Waspada penipuan iklan. Klik di sini untuk melihat daftar penipu.

DRAMA Alana

CHAPTER 9



POV Alana



Aku tak tahu, harus bagaimana cara mengungkapkan perasaanku saat ini. Berbagai hal yang telah terjadi hari ini, malam ini. Semua benar-benar di luar kendaliku, apakah ini sudah di takdirkan oleh Allah SWT, bagiku, bagi putraku?

Bagaimana tidak. Pertama, putraku mendadak kambuh penyakitnya, dan bagaimana kami semua sudah benar-benar nyaris putus asa, saat putraku Rafa ingin di operasi oleh dokter Alex yang juga selama ini telah menanganinya sedari ia bayi. Harus menyiapkan darah 2 kantong - golongan darah O+ yang di butuhkan putraku, tapi golongan darah tersebut katanya lagi kosong di rumah sakit ini. Bahkan menurut dokter, golongan darah tersebut memang sangatlah langka.

Hingga, datanglah dewa penyelamangatku dan putraku. Aku hampir tak sadarkan diri tadi, hampir di buat pingsan saat kemunculannya yang secara tiba-tiba. Dia lantas menawarkan diri untuk membantuku mendonorkan darahnya.

Yang bodohnya….

Aku juga sempat menolaknya, tapi pada akhirnya aku pun tak punya pilihan untuk tidak menerima donor darahnya yang sama dengan golongan darah putraku. Tak heran mereka berdua, laki-laki yang sangat berarti dalam hidupku ini memiliki golongan darah yang sama. Karena memang, lelaki itu adalah ayah biologis Rafa. Cuma, aku tak ingin dia mengetahuinya. Aku tak ingin dia sampai merusak hidupku yang telah ku jalani selama ia pergi begitu saja meninggalkanku.

Aku lega saat ia memutuskan untuk pergi begitu saja tanpa ada kata terucap.

Tapi, rasa sakit kembali ku rasakan di dalam sana. Entah aku harus bagaimana sekarang. Namun apapun itu, setidaknya aku bersyukur banyak-banyak pada yang maha kuasa, karena memberikan kesempatan buat putraku untuk bisa sembuh dari penyakitnya. Setidaknya begitulah yang di katakan dokter Alex tadi padaku. Pada kami bertiga, kak Risna dan Andi yang masih setia mendampingiku sampai Rafa putraku tersadar.







“Bu Alana” suara Dokter Alex menyadarkanku dari lamunanku. Kami bertiga masih menunggu, masih harap-harap cemas di depan kamar operasi.

“Iya dok.” aku lantas berdiri dan mendekatinya.
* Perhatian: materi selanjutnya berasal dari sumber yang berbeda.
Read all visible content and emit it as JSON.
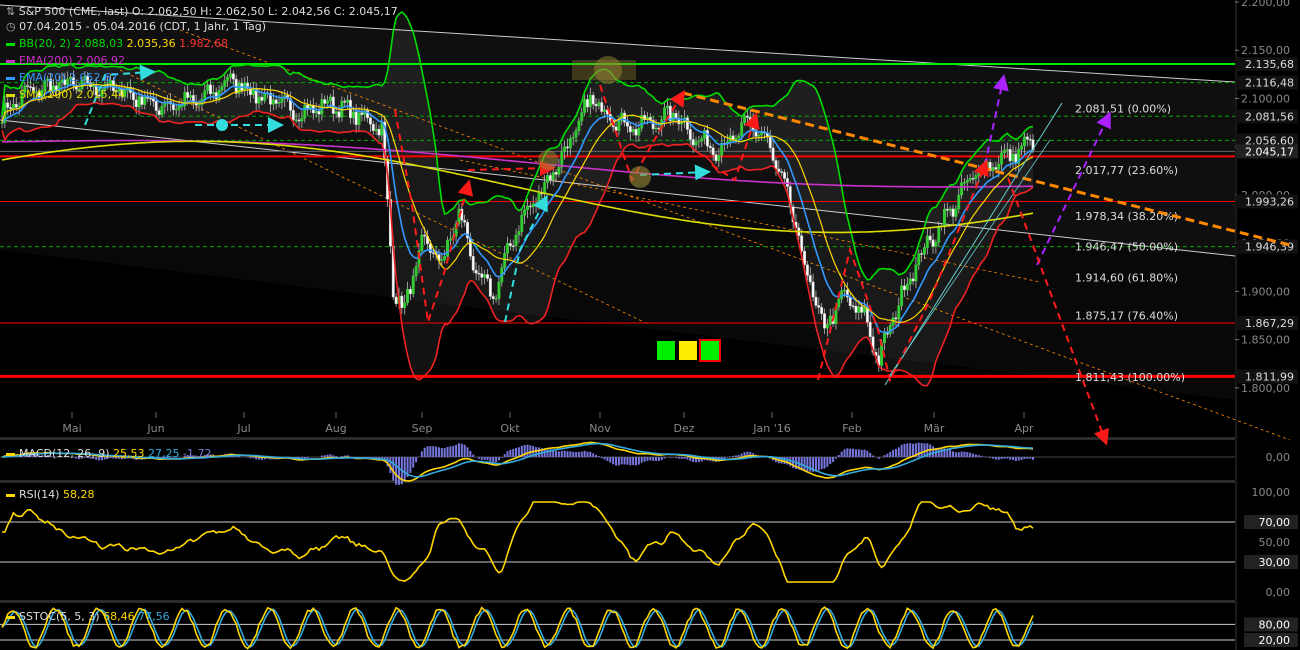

Andi dan kak Risna ku lihat juga mendekat.

“Rafa sudah sadar.”

“Alhamdulillah ya Allah….” betapa perasaanku benar-benar kembali di terpa kelegaan yang teramat sangat. Begitupun kak Risna maupun Andi.

Tanpa terasa, sepasang mata ini mulai memanas. Mulai menitihkan air mata. Bukan lagi air mata kesedihan, tapi, mungkin inilah caraku mengungkapkan betapa aku bahagia mendengar kabar tersebut. Yang juga terucap dari dokter Alex selaku dokter yang memimpin jalannya operasi putraku tadi. Ku rasakan pelukan kak Risna di pundakku. Mencoba untuk menenangkanku.

“Nah sekarang, kalian… nanti ikut bersama salah satu suster untuk membereskan kamar inap baru buat Rafa”

“Ma… maksud dokter?”

“Kebetulan kamar Rafa akan kami pindahkan, bu Alana.”

Aku hanya bisa menarik nafas dalam-dalam. Apakah putraku akan di downgrade kamarnya dari kamaar yang sebelumnya? Karena tidak mungkin, kamarnya di naikkan dari kamar kelas 2 ke kelas 1 bukan?

“Ibu Alana tak perlu terlalu banyak berfikir. Kita semua sudah lega karena telah melewati masa kritis tadi. Yang ibu Alana lakukan sekarang, dampingi Rafa.”

“Ba… baik dokter. Te… terima kasih atas semua bantuannya selama ini.”

“Sama-sama bu Alana. Biar bagaimana, Rafa sekarang telah menjadi tanggung jawab saya.” Ya! Pastinya. Karena dia adalah dokter anakku. Aku hanya mengangguk meresponnya.



Singkat cerita….

Aku, kak Risna maupun Andi akhirnya mengikuti salah satu suster yang baru saja datang dan mengajak kami untuk melihat kamar inap putraku yang baru.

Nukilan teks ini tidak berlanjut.